The vergence-accommodation conflict arises from a mismatch between two distinct visual mechanisms the human eye uses to perceive three-dimensional depth. Vergence refers to the inward or outward rotation of the eyes to converge on objects at different distances. Accommodation refers to the change in the shape of the eye's crystalline lens to bring objects at different distances into focus. In the real world, these two mechanisms are coupled: when you look at a nearby object, your eyes both converge (rotate inward) and accommodate (change focus) to bring it into sharp relief. In conventional AR and VR displays, virtual objects appear to be at different depths based on stereoscopic image disparity (vergence cue), but the actual display screen — where the light is physically emitted — is at a fixed distance from the eye. This forces the accommodation system to remain fixed at the screen distance while the vergence system tracks the apparent depth of virtual objects, breaking the natural coupling that the visual system expects.

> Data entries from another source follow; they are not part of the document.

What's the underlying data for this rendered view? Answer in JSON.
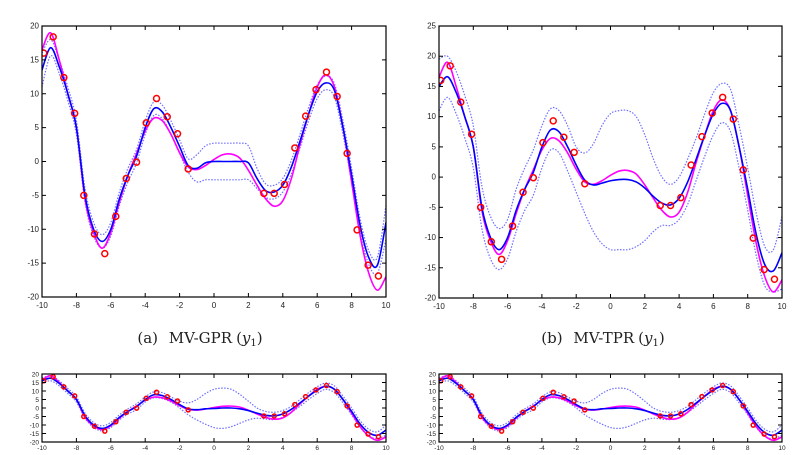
{
  "colors": {
    "truth": "#ff00ff",
    "mean": "#0000ff",
    "band": "#6f6fff",
    "observations": "#ff0000",
    "axes": "#000000"
  },
  "captions": [
    {
      "label": "(a)",
      "method": "MV-GPR",
      "variable": "y",
      "subscript": "1"
    },
    {
      "label": "(b)",
      "method": "MV-TPR",
      "variable": "y",
      "subscript": "1"
    }
  ],
  "chart_data": [
    {
      "type": "line",
      "panel": "top-left",
      "xlim": [
        -10,
        10
      ],
      "ylim": [
        -20,
        20
      ],
      "xticks": [
        -10,
        -8,
        -6,
        -4,
        -2,
        0,
        2,
        4,
        6,
        8,
        10
      ],
      "yticks": [
        -20,
        -15,
        -10,
        -5,
        0,
        5,
        10,
        15,
        20
      ],
      "grid": false,
      "x": [
        -10,
        -9.5,
        -9,
        -8.5,
        -8,
        -7.5,
        -7,
        -6.5,
        -6,
        -5.5,
        -5,
        -4.5,
        -4,
        -3.5,
        -3,
        -2.5,
        -2,
        -1.5,
        -1,
        -0.5,
        0,
        0.5,
        1,
        1.5,
        2,
        2.5,
        3,
        3.5,
        4,
        4.5,
        5,
        5.5,
        6,
        6.5,
        7,
        7.5,
        8,
        8.5,
        9,
        9.5,
        10
      ],
      "truth": [
        16.5,
        19,
        15,
        10,
        5,
        -5.5,
        -10.5,
        -12.8,
        -10.5,
        -6,
        -2,
        1.2,
        4.5,
        6.4,
        6,
        4,
        1.3,
        -0.8,
        -1.2,
        -0.6,
        0.3,
        1,
        1.1,
        0.5,
        -1.3,
        -3.5,
        -5.5,
        -6.6,
        -5.8,
        -2.5,
        2.5,
        7,
        11,
        12.8,
        11,
        5,
        -3,
        -11,
        -16.5,
        -19,
        -17
      ],
      "mean": [
        13.5,
        16.8,
        14,
        10,
        5,
        -5,
        -10,
        -11.8,
        -10,
        -5.5,
        -2,
        0.8,
        5,
        7.8,
        7.3,
        5,
        2.2,
        -0.6,
        -1,
        -0.2,
        0,
        0,
        0,
        0,
        -0.2,
        -2.5,
        -4.3,
        -4.5,
        -3.5,
        -0.8,
        3,
        7,
        10.3,
        11.6,
        10.5,
        5,
        -2,
        -9.5,
        -14.2,
        -15.3,
        -9
      ],
      "upper": [
        16,
        18,
        15,
        11,
        6,
        -4,
        -9,
        -10.8,
        -9,
        -4.5,
        -1,
        1.8,
        6,
        8.8,
        8.3,
        6,
        3.2,
        0.4,
        1,
        2.3,
        2.7,
        2.7,
        2.7,
        2.7,
        2.3,
        -1,
        -3.3,
        -3.5,
        -2.5,
        0.2,
        4,
        8,
        11.3,
        12.6,
        11.5,
        6,
        -1,
        -8.5,
        -13.2,
        -14.1,
        -6.5
      ],
      "lower": [
        11,
        15.6,
        13,
        9,
        4,
        -6,
        -11,
        -12.8,
        -11,
        -6.5,
        -3,
        -0.2,
        4,
        6.8,
        6.3,
        4,
        1.2,
        -1.6,
        -3,
        -2.7,
        -2.7,
        -2.7,
        -2.7,
        -2.7,
        -2.7,
        -4,
        -5.3,
        -5.5,
        -4.5,
        -1.8,
        2,
        6,
        9.3,
        10.6,
        9.5,
        4,
        -3,
        -10.5,
        -15.2,
        -16.5,
        -11.5
      ]
    },
    {
      "type": "line",
      "panel": "top-right",
      "xlim": [
        -10,
        10
      ],
      "ylim": [
        -20,
        25
      ],
      "xticks": [
        -10,
        -8,
        -6,
        -4,
        -2,
        0,
        2,
        4,
        6,
        8,
        10
      ],
      "yticks": [
        -20,
        -15,
        -10,
        -5,
        0,
        5,
        10,
        15,
        20,
        25
      ],
      "grid": false,
      "x": [
        -10,
        -9.5,
        -9,
        -8.5,
        -8,
        -7.5,
        -7,
        -6.5,
        -6,
        -5.5,
        -5,
        -4.5,
        -4,
        -3.5,
        -3,
        -2.5,
        -2,
        -1.5,
        -1,
        -0.5,
        0,
        0.5,
        1,
        1.5,
        2,
        2.5,
        3,
        3.5,
        4,
        4.5,
        5,
        5.5,
        6,
        6.5,
        7,
        7.5,
        8,
        8.5,
        9,
        9.5,
        10
      ],
      "truth": [
        16.5,
        19,
        15,
        10,
        5,
        -5.5,
        -10.5,
        -12.8,
        -10.5,
        -6,
        -2,
        1.2,
        4.5,
        6.4,
        6,
        4,
        1.3,
        -0.8,
        -1.2,
        -0.6,
        0.3,
        1,
        1.1,
        0.5,
        -1.3,
        -3.5,
        -5.5,
        -6.6,
        -5.8,
        -2.5,
        2.5,
        7,
        11,
        12.8,
        11,
        5,
        -3,
        -11,
        -16.5,
        -19,
        -17
      ],
      "mean": [
        15,
        16.6,
        14,
        10,
        5,
        -5,
        -10,
        -12,
        -10,
        -5.5,
        -2,
        0.8,
        5,
        7.8,
        7.5,
        5,
        2,
        -0.5,
        -1.3,
        -1,
        -0.6,
        -0.4,
        -0.4,
        -0.8,
        -1.8,
        -3.2,
        -4.3,
        -4.6,
        -3.5,
        -0.8,
        3,
        7,
        10.5,
        12.2,
        11,
        5,
        -2,
        -9.5,
        -14.5,
        -15.5,
        -12.5
      ],
      "upper": [
        19.5,
        20,
        17.5,
        13.5,
        8.5,
        -1.5,
        -6.5,
        -8.5,
        -7,
        -2,
        1.5,
        4.5,
        8.5,
        11.3,
        11,
        8.5,
        5,
        4,
        5.5,
        8.5,
        10.5,
        11,
        11,
        10,
        7,
        3,
        0,
        -1.2,
        0,
        3,
        6.5,
        10.5,
        14,
        15.5,
        14.5,
        8.5,
        1.5,
        -6,
        -11.5,
        -12,
        -6.5
      ],
      "lower": [
        11,
        13.2,
        10.5,
        6.5,
        1.5,
        -8.5,
        -13.5,
        -15.3,
        -13.5,
        -9,
        -5.5,
        -3,
        1.5,
        4.5,
        4,
        1,
        -2.5,
        -6,
        -9,
        -11,
        -12,
        -12,
        -12,
        -11.5,
        -10.5,
        -9,
        -8,
        -8,
        -7,
        -4.5,
        -0.5,
        3.5,
        7,
        9,
        7.5,
        1.5,
        -5.5,
        -13,
        -18,
        -19,
        -18.5
      ]
    },
    {
      "type": "line",
      "panel": "bottom-left",
      "xlim": [
        -10,
        10
      ],
      "ylim": [
        -20,
        20
      ],
      "xticks": [
        -10,
        -8,
        -6,
        -4,
        -2,
        0,
        2,
        4,
        6,
        8,
        10
      ],
      "yticks": [
        -20,
        -15,
        -10,
        -5,
        0,
        5,
        10,
        15,
        20
      ],
      "grid": false,
      "x": [
        -10,
        -9.5,
        -9,
        -8.5,
        -8,
        -7.5,
        -7,
        -6.5,
        -6,
        -5.5,
        -5,
        -4.5,
        -4,
        -3.5,
        -3,
        -2.5,
        -2,
        -1.5,
        -1,
        -0.5,
        0,
        0.5,
        1,
        1.5,
        2,
        2.5,
        3,
        3.5,
        4,
        4.5,
        5,
        5.5,
        6,
        6.5,
        7,
        7.5,
        8,
        8.5,
        9,
        9.5,
        10
      ],
      "truth": [
        16.5,
        19,
        15,
        10,
        5,
        -5.5,
        -10.5,
        -12.8,
        -10.5,
        -6,
        -2,
        1.2,
        4.5,
        6.4,
        6,
        4,
        1.3,
        -0.8,
        -1.2,
        -0.6,
        0.3,
        1,
        1.1,
        0.5,
        -1.3,
        -3.5,
        -5.5,
        -6.6,
        -5.8,
        -2.5,
        2.5,
        7,
        11,
        12.8,
        11,
        5,
        -3,
        -11,
        -16.5,
        -19,
        -17
      ],
      "mean": [
        16,
        17.5,
        14.5,
        10,
        5,
        -4.5,
        -10,
        -12,
        -10,
        -5.5,
        -2,
        0.8,
        5,
        7.8,
        7.3,
        5,
        2,
        -0.5,
        -1,
        -0.5,
        -0.3,
        0,
        0,
        -0.5,
        -1.5,
        -3,
        -4.3,
        -4.6,
        -3.5,
        -0.8,
        3,
        7,
        10.5,
        12.8,
        11,
        5,
        -2,
        -9.5,
        -14.5,
        -16,
        -13
      ],
      "upper": [
        17.5,
        19,
        16,
        11.5,
        6.5,
        -3,
        -8.5,
        -10.5,
        -8.5,
        -4,
        -0.5,
        2.5,
        6.5,
        9.5,
        9,
        6.5,
        4,
        3,
        5,
        8.5,
        11,
        11.7,
        11,
        8,
        4,
        0,
        -2,
        -2.5,
        -1.5,
        1,
        5,
        9,
        12.5,
        14.7,
        13,
        7,
        0,
        -7.5,
        -12.5,
        -14,
        -10
      ],
      "lower": [
        14.5,
        16,
        13,
        8.5,
        3.5,
        -6,
        -11.5,
        -13.5,
        -11.5,
        -7,
        -3.5,
        -1,
        3.5,
        6,
        5.5,
        3.5,
        0,
        -4,
        -7,
        -9.5,
        -11.5,
        -12,
        -11,
        -9,
        -7,
        -6,
        -6.5,
        -6.8,
        -5.5,
        -2.5,
        1,
        5,
        8.5,
        11,
        9,
        3,
        -4,
        -11.5,
        -16.5,
        -18,
        -16
      ]
    },
    {
      "type": "line",
      "panel": "bottom-right",
      "xlim": [
        -10,
        10
      ],
      "ylim": [
        -20,
        20
      ],
      "xticks": [
        -10,
        -8,
        -6,
        -4,
        -2,
        0,
        2,
        4,
        6,
        8,
        10
      ],
      "yticks": [
        -20,
        -15,
        -10,
        -5,
        0,
        5,
        10,
        15,
        20
      ],
      "grid": false,
      "x": [
        -10,
        -9.5,
        -9,
        -8.5,
        -8,
        -7.5,
        -7,
        -6.5,
        -6,
        -5.5,
        -5,
        -4.5,
        -4,
        -3.5,
        -3,
        -2.5,
        -2,
        -1.5,
        -1,
        -0.5,
        0,
        0.5,
        1,
        1.5,
        2,
        2.5,
        3,
        3.5,
        4,
        4.5,
        5,
        5.5,
        6,
        6.5,
        7,
        7.5,
        8,
        8.5,
        9,
        9.5,
        10
      ],
      "truth": [
        16.5,
        19,
        15,
        10,
        5,
        -5.5,
        -10.5,
        -12.8,
        -10.5,
        -6,
        -2,
        1.2,
        4.5,
        6.4,
        6,
        4,
        1.3,
        -0.8,
        -1.2,
        -0.6,
        0.3,
        1,
        1.1,
        0.5,
        -1.3,
        -3.5,
        -5.5,
        -6.6,
        -5.8,
        -2.5,
        2.5,
        7,
        11,
        12.8,
        11,
        5,
        -3,
        -11,
        -16.5,
        -19,
        -17
      ],
      "mean": [
        16,
        17.5,
        14.5,
        10,
        5,
        -4.5,
        -10,
        -12,
        -10,
        -5.5,
        -2,
        0.8,
        5,
        7.8,
        7.3,
        5,
        2,
        -0.5,
        -1,
        -0.5,
        -0.3,
        0,
        0,
        -0.5,
        -1.5,
        -3,
        -4.3,
        -4.6,
        -3.5,
        -0.8,
        3,
        7,
        10.5,
        12.8,
        11,
        5,
        -2,
        -9.5,
        -14.5,
        -16,
        -13
      ],
      "upper": [
        17.5,
        19,
        16,
        11.5,
        6.5,
        -3,
        -8.5,
        -10.5,
        -8.5,
        -4,
        -0.5,
        2.5,
        6.5,
        9.5,
        9,
        6.5,
        4,
        3,
        5,
        8.5,
        11,
        11.7,
        11,
        8,
        4,
        0,
        -2,
        -2.5,
        -1.5,
        1,
        5,
        9,
        12.5,
        14.7,
        13,
        7,
        0,
        -7.5,
        -12.5,
        -14,
        -10
      ],
      "lower": [
        14.5,
        16,
        13,
        8.5,
        3.5,
        -6,
        -11.5,
        -13.5,
        -11.5,
        -7,
        -3.5,
        -1,
        3.5,
        6,
        5.5,
        3.5,
        0,
        -4,
        -7,
        -9.5,
        -11.5,
        -12,
        -11,
        -9,
        -7,
        -6,
        -6.5,
        -6.8,
        -5.5,
        -2.5,
        1,
        5,
        8.5,
        11,
        9,
        3,
        -4,
        -11.5,
        -16.5,
        -18,
        -16
      ]
    }
  ],
  "observations": {
    "x": [
      -9.9,
      -9.35,
      -8.73,
      -8.1,
      -7.57,
      -6.95,
      -6.35,
      -5.71,
      -5.1,
      -4.5,
      -3.94,
      -3.34,
      -2.72,
      -2.12,
      -1.5,
      2.9,
      3.5,
      4.1,
      4.7,
      5.33,
      5.93,
      6.54,
      7.16,
      7.74,
      8.32,
      8.96,
      9.56
    ],
    "y": [
      16,
      18.4,
      12.4,
      7.1,
      -5,
      -10.7,
      -13.6,
      -8.1,
      -2.5,
      -0.1,
      5.7,
      9.3,
      6.6,
      4.1,
      -1.1,
      -4.7,
      -4.7,
      -3.4,
      2,
      6.7,
      10.6,
      13.2,
      9.6,
      1.2,
      -10.1,
      -15.3,
      -16.9
    ]
  }
}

The result, over time, is fatigue and discomfort that limits how long users can comfortably wear current AR devices.

AllFocal's nano-optical approach aims to resolve this by engineering display optics that can dynamically adjust the focal depth of virtual content to match the vergence distance — allowing accommodation and vergence to remain coupled as they are in natural vision. The company's technology draws on advances in nanostructure-based optical engineering, using precisely manufactured surface structures at the nanometre scale to control how light behaves in ways that conventional optical elements cannot achieve. This is an active area of research across academic institutions and the optics industry, and AllFocal's approach represents a commercially focused push to bring these techniques into manufacturable AR display components.

SpeedInvest, a major European early-stage fund, and Martlet Capital, Cambridge's university-affiliated venture firm, bring strong complementary networks to the raise. The funding will support further development of the optical platform, prototype demonstration, and commercial engagement with AR headset manufacturers.